I have no idea, but let's say that's 10. (It could be five or 30, but the principle remains the same.)

Those ten could be allocated to one or two sports (you know which ones they are) or divided up among all interscholastic teams.

So how would the rest of the football roster, say, be filled?

With students. Or, really, student-athletes. Like high school football players, they would practice after school, and they would receive nothing but equipment, coaching, transportation, medical care for injuries resulting directly from the sport (not true in high school) and the joy of playing.

When Cal beat Stanford in football, it would be Cal's students who carried the bulk of the load, though obviously its scholarship star(s) would play a major role.

Would as many people watch the games under this system? Probably not, but a lot of fans still would. After all, the Cal players would be real Cal students, not hired guns looking for a free ride.
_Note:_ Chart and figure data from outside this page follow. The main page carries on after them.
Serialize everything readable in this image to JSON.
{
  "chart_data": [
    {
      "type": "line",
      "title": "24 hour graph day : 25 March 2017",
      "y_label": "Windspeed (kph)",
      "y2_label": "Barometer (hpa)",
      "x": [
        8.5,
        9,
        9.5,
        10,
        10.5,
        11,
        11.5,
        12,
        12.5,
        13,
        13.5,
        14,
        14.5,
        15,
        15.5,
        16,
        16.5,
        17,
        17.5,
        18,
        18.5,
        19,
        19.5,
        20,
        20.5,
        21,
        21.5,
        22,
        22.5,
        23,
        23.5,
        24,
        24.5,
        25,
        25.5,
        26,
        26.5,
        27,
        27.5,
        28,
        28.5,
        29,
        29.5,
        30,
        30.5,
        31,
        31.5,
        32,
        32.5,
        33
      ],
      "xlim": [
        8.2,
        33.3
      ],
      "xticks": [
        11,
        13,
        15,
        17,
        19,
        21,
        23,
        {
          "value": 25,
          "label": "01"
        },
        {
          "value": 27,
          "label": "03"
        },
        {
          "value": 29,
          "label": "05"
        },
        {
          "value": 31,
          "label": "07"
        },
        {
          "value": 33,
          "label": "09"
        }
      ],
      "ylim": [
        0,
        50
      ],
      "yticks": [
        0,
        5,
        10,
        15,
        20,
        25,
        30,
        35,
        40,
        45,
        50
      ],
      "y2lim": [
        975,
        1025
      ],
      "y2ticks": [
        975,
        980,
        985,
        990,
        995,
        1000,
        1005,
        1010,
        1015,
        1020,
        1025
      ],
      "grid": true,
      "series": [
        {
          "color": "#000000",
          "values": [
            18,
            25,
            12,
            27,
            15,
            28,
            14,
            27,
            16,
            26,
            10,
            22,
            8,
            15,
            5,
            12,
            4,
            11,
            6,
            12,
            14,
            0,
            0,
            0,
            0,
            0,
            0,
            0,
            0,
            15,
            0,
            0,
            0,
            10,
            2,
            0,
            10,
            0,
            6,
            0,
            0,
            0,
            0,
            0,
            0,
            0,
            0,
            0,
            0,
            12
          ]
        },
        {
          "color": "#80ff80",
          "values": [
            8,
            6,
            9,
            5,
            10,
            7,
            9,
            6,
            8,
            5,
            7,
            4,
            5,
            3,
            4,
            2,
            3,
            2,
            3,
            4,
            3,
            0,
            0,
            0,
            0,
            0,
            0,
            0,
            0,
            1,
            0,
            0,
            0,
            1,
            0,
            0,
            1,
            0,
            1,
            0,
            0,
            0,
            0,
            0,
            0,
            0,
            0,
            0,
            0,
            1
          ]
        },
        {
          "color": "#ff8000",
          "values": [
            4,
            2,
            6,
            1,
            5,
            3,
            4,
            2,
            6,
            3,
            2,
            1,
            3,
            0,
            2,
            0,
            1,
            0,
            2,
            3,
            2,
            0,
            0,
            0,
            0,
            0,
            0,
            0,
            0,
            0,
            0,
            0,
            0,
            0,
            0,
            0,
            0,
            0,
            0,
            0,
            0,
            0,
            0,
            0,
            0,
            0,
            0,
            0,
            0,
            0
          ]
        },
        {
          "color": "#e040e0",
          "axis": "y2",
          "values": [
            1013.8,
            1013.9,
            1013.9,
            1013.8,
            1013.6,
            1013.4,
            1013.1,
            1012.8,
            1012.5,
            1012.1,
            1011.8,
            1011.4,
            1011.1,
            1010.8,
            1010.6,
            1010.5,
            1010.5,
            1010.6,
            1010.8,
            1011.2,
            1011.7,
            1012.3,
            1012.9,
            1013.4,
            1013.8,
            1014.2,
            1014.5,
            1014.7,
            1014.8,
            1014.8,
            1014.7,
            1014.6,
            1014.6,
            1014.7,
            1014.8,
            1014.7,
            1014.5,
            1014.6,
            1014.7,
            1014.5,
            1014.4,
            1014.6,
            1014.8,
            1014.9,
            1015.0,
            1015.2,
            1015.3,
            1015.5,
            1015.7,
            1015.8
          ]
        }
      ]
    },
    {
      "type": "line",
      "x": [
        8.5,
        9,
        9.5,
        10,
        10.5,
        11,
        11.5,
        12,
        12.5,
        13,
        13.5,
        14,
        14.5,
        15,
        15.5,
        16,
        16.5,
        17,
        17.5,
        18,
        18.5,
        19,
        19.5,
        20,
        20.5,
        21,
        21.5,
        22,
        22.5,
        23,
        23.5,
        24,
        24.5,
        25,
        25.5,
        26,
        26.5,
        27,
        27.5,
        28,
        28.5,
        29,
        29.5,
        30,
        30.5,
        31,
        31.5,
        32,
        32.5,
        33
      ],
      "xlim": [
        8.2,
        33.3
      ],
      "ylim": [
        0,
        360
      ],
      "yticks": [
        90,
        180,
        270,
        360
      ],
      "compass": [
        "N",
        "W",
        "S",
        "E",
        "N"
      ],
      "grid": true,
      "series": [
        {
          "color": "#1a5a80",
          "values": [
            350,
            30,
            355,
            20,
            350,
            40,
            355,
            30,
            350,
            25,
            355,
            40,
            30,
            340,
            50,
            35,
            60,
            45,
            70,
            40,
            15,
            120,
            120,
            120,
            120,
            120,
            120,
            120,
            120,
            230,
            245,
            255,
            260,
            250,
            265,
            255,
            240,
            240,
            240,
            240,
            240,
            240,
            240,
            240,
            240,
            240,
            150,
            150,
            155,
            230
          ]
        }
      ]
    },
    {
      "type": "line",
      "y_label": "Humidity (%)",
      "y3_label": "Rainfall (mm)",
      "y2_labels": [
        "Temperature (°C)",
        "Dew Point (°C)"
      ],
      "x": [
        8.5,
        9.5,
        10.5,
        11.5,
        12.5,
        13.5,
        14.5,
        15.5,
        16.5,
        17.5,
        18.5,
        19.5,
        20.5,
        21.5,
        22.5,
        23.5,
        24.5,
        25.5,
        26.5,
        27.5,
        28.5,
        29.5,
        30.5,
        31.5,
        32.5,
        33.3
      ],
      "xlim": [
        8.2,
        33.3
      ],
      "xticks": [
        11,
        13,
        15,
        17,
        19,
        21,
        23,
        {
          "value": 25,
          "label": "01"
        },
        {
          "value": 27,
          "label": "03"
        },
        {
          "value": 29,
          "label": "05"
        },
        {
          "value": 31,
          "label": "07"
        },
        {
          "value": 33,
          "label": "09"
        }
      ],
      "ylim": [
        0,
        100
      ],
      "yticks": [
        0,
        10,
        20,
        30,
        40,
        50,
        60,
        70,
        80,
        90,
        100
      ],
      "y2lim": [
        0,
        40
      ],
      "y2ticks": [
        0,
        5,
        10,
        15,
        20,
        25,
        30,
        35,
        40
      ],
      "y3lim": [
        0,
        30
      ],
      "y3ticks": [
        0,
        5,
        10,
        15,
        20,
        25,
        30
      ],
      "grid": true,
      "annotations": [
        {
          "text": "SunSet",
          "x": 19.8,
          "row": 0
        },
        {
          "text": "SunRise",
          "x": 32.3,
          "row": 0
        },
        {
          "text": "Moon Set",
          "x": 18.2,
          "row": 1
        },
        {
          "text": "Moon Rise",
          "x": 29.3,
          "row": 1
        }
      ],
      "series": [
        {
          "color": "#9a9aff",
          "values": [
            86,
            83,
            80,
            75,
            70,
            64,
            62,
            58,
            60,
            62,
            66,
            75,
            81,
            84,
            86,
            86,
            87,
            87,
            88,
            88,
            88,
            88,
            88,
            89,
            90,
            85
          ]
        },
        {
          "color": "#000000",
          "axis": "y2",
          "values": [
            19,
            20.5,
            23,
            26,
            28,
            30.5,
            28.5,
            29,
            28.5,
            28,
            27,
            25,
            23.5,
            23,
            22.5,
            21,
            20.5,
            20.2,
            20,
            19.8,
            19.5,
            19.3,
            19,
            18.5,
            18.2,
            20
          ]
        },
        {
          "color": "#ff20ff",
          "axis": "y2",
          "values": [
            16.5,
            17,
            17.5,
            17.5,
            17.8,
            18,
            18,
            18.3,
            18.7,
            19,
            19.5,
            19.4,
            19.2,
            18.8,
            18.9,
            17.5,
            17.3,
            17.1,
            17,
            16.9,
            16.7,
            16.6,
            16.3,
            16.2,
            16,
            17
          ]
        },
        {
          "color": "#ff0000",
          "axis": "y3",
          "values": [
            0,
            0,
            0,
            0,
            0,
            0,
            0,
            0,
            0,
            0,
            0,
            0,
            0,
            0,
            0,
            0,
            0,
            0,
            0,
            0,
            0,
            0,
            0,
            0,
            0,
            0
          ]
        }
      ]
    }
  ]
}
All of the pomp and circumstance of college sports would still be there, and the games would be just as exciting, at many levels -- and if you think about it, most likely just as well played. The reason? Many college football players now on scholarship would still play even if they didn't get free tuition. They would play at whatever school they could get into and afford to attend, and so the caliber of athletes would not drop off that much. After all, how many high school basketball players would play in college for free if they got to play a Pac-12 schedule?

Of course this is a fantasy, for it wouldn't take long for schools to identify and encourage athletes to enroll to make the teams better, but I think it does point out that college sports would survive even if the present system were dismantled.

And what fun it would be to have real students, living in the same dorms as everyone else, suiting up for the Big Game.

A fantasy that already exists in a lot of Division II and III schools.